If a deployment introduces problems, restore the backup binary:

ssh root@your-server.com
sudo systemctl stop modulacms
cd /root/app/modula
cp modulacms-amd.backup modulacms-amd
sudo systemctl start modulacms
sudo systemctl status modulacms

Troubleshooting

SSH Authentication Failure During Deploy

Permission denied (publickey) during CI deployment.

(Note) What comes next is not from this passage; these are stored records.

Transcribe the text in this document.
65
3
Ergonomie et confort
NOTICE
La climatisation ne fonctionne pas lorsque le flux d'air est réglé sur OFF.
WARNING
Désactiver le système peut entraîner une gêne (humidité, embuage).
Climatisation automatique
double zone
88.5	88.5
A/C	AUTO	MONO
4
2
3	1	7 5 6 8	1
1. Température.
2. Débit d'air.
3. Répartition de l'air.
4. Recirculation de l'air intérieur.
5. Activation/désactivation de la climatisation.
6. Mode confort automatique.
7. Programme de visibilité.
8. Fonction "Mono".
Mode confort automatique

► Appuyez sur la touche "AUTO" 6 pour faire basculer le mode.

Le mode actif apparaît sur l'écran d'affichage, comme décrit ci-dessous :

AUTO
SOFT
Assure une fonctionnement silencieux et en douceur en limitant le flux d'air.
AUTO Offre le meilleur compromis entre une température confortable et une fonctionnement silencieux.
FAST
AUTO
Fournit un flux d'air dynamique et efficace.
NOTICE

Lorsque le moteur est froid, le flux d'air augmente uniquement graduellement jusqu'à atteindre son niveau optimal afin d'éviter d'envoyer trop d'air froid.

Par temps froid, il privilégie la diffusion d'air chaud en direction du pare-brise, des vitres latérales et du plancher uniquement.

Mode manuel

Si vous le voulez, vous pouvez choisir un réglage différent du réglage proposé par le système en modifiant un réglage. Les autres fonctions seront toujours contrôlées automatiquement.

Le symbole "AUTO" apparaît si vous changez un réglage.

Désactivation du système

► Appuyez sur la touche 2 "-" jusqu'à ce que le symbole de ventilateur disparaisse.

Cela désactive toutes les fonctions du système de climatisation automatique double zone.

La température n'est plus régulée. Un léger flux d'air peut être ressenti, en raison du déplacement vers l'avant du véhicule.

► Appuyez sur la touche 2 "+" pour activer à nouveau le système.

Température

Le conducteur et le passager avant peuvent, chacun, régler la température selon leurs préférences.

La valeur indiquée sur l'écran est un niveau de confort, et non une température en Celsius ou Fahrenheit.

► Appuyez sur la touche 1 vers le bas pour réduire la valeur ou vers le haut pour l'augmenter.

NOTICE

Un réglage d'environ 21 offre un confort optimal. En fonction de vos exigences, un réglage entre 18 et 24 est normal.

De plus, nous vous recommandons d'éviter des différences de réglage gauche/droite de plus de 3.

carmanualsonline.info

  • Verify the SSH private key is correctly stored in the DEPLOY_SSH_KEY GitHub secret
  • Confirm the public key is in ~/.ssh/authorized_keys on the server
  • Check permissions: chmod 600 ~/.ssh/authorized_keys

Service Fails to Start

Check the journal for details:

sudo journalctl -u modulacms -n 50 --no-pager

Common causes:

  • Ports in use: sudo lsof -i :80 and sudo lsof -i :443
  • Missing database file: ls -la /root/app/modula/modula.db
  • Permission issues: chmod +x /root/app/modula/modulacms-amd

Build Fails with CGO Errors

Cross-compiling CGO code (required for SQLite) needs a C cross-compiler:

# On macOS targeting Linux
brew install FiloSottile/musl-cross/musl-cross

Alternatively, build directly on the target Linux server.

Security Recommendations

  • Use a dedicated deployment user instead of root
  • Restrict the deployment SSH key to deployment operations only
  • Rotate deployment SSH keys every 6 months
  • Never commit credentials to the repository
  • Enable the firewall and only allow necessary ports
  • Monitor logs for unauthorized access attempts

Reverse Proxy (Optional)

ModulaCMS handles HTTPS natively, so a reverse proxy is not required. If you need one for load balancing, additional security layers, or serving multiple applications on the same server, place Caddy or Nginx in front of ModulaCMS. See the deploy/Caddyfile in the repository for an example configuration.